4. Saggio dell'unità formante microcolonie

NOTA: Dopo aver completato un esperimento di infezione in vivo o in vitro , l'enumerazione dei batteri può essere eseguita mediante mCFU. Per gli studi in vivo , i campioni devono essere prima omogeneizzati in un battitore di perline o in un altro omogeneizzatore di tessuti. Per le colture in vitro di macrofagi/cellule dendritiche/neutrofili infettati da BCG, i campioni devono essere lisati utilizzando un detergente non ionico (ad esempio, una soluzione allo 0,05% di detergente non ionico e non denaturante).

  1. Diluizioni seriali utilizzando una piastra a 96 pozzetti: eseguire diluizioni seriali di 10 volte dei lisati, in una piastra sterile a 96 pozzetti secondo lo schema della Figura 1A. Distribuire i lisati sulle righe A ed E. Per ogni piastra, il numero massimo di campioni e/o repliche è 24.
  2. Aggiungere 180 μL di dH2O ai pozzetti rimanenti per eseguire la diluizione seriale.
  3. Utilizzando una pipetta a 12 canali, sospendere nuovamente i lisati nella fila A e trasferire 20 μL nella fila B (20 μL lisato + 180 μL dH2O).
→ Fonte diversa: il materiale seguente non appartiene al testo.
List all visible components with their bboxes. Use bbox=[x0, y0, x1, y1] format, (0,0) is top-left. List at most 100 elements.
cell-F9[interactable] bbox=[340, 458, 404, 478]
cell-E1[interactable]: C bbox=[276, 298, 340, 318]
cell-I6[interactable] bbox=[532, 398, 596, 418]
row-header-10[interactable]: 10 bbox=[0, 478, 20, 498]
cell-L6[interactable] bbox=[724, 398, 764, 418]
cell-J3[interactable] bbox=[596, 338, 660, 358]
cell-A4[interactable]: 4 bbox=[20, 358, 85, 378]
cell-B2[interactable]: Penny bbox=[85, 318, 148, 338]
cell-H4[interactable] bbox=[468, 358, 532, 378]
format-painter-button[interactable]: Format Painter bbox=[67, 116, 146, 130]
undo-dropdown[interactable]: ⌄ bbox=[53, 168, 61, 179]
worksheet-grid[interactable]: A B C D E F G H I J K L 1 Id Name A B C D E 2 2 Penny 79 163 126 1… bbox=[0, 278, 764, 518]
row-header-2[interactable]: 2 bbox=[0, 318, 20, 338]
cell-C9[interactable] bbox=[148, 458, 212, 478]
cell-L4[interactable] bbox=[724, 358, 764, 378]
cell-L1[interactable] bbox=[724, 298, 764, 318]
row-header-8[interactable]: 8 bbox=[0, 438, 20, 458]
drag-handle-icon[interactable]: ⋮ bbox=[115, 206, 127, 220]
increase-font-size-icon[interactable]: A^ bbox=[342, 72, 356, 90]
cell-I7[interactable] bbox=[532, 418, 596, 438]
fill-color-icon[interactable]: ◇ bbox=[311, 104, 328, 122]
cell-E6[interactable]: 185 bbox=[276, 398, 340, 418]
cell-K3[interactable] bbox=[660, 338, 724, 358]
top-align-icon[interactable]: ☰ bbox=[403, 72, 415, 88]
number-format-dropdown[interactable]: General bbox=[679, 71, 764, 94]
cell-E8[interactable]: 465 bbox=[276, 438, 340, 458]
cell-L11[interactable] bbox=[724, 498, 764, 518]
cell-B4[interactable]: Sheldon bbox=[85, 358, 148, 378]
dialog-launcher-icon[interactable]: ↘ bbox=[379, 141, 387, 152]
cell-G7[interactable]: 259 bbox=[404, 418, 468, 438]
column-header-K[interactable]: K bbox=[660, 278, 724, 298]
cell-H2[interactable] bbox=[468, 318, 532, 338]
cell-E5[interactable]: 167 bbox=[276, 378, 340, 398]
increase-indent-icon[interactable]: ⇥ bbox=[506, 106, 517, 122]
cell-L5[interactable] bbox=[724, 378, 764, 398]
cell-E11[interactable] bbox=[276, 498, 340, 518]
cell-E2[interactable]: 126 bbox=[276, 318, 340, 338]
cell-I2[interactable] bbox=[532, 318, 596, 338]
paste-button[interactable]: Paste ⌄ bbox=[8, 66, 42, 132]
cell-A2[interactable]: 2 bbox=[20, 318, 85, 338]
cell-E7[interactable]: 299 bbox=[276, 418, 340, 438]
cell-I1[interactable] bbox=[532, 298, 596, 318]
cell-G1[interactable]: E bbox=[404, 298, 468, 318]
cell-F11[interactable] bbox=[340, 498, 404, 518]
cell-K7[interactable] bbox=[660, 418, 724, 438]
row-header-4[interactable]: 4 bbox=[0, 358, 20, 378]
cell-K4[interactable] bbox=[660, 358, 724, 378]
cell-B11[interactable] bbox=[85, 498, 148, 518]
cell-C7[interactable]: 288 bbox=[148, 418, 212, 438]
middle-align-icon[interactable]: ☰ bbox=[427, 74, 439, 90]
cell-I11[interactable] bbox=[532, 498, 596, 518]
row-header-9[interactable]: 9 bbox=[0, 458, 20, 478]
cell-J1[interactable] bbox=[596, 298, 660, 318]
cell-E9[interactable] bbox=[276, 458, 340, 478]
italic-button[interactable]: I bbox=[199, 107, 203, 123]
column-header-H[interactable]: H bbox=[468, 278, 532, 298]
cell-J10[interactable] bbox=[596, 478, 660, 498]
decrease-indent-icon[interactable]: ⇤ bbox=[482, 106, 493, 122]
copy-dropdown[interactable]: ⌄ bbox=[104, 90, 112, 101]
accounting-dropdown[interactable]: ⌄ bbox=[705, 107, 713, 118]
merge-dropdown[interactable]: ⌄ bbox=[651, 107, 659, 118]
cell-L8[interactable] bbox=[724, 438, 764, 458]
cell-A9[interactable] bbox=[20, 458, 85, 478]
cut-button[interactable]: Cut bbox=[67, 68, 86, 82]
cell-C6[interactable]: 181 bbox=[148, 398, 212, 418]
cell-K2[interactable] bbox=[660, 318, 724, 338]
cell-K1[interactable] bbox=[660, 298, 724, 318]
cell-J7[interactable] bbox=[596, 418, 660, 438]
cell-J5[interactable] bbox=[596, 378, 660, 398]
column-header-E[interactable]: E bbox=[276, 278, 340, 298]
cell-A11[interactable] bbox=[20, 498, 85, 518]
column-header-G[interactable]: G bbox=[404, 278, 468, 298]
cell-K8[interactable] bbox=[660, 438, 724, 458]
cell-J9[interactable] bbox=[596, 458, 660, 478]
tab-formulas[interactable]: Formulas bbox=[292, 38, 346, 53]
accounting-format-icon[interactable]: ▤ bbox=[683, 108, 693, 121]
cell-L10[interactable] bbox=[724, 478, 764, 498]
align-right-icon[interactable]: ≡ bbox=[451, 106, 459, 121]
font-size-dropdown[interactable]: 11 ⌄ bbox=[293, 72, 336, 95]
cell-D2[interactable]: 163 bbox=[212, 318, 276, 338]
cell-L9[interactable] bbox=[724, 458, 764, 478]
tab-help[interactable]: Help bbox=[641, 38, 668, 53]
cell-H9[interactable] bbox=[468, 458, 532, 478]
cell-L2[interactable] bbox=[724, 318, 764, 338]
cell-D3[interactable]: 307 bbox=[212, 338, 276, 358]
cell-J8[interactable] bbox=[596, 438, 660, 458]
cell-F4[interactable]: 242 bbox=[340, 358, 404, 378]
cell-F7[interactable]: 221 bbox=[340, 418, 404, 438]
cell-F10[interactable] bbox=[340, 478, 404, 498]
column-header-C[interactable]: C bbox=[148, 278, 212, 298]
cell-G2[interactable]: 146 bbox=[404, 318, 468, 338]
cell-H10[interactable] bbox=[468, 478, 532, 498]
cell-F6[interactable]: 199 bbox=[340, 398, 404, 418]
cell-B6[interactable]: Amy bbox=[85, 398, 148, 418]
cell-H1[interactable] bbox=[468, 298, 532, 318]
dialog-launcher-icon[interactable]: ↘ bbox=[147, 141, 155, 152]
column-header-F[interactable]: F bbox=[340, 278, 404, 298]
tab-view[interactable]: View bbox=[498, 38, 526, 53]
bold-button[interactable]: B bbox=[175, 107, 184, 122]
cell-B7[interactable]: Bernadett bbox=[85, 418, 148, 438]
Omogeneizzare bene. Ripetere in sequenza questo passaggio per le righe B e C fino a raggiungere l'ultima diluizione nella riga D.
    NOTA: Di solito eseguiamo tre diluizioni (100, 101, 102, 103), utilizzando quindi 4 file della piastra (A-D o E-H) per ogni set di 12 campioni e/o repliche.
  4. Placcatura a microgoccia: utilizzare una pipetta multicanale da 0,5-10 μL (sono preferibili puntali sottili) per trasferire 5 μL da ciascuna fila della piastra a 96 pozzetti alla piastra quadrata media solida, secondo la Figura 1B.
  5. Pipettando lentamente le goccioline da 5 μL, lasciare che tocchino leggermente l'agar. Ciò contribuirà a rimuovere la gocciolina dalla punta verso l'agar e a ridurre la possibilità di ritenzione del liquido all'interno della punta.
  6. Lasciare asciugare le goccioline, chiudere la piastra di agar e incubarla a 37 °C monitorando la crescita batterica. Facoltativamente, incubare le piastre di agar in un sacchetto di plastica sigillato per evitare che le piastre si secchino.
  7. Conteggio delle microcolonie: dopo circa 6-10 giorni di incubazione, verificare la presenza di singole colonie, visibili ad occhio nudo (Figura 2).
  8. Contare le colonie utilizzando l'obiettivo con l'ingrandimento più basso (4x o inferiore) di un microscopio ottico invertito o di una lente d'ingrandimento. I conteggi devono essere eseguiti nelle diluizioni in cui il numero di colonie è inferiore a 300 e superiore a 30. In alternativa, utilizzare una fotocamera per scattare una foto della gocciolina per contare manualmente le colonie sul computer o utilizzare un software come ImageJ per automatizzare il conteggio delle colonie.
  9. Per esprimere il numero di celle in CFU/mL, utilizzare la seguente equazione:
    Equation 1
    Dove C = numero di colonie contate, V = volume placcato in μL e Dil = diluizione dove sono state contate le colonie (100, 101, 102, 103). Ad esempio, se 30 colonie sono state contate in una gocciolina da 5 μL nella diluizione 102, allora:
    Equation 2

Figure 1
Figura 1. Rappresentazione schematica del protocollo mCFU. (A) Diluizioni seriali di 10 volte dei lisati contenenti BCG in una piastra a 96 pozzetti. (B) Piastra di Petri quadrata contenente terreno di coltura solido e ricoperta da 96 goccioline da 5 μL ciascuna. Le goccioline vengono pipettate direttamente dalla piastra a 96 pozzetti utilizzando una pipetta multicanale. Creato con BioRender.com. Fare clic qui per visualizzare una versione più grande di questa figura.

Figure 2
Figura 2. Unità formanti microcolonie di BCG dopo 10 giorni di incubazione. A sinistra, una foto di una capsula di Petri quadrata sovrapposta a 96 goccioline da 5 μL ciascuna, come precedentemente rappresentato nella Figura 1B. A destra, le singole foto di 3 goccioline corrispondono a un lisato originale (100) e due diluizioni (101, 102). Le foto sono state scattate utilizzando una fotocamera DSRL dotata di un obiettivo zoom 18-55 mm (piastra) o di un obiettivo macro da 105 mm (goccioline). Fare clic qui per visualizzare una versione più grande di questa figura.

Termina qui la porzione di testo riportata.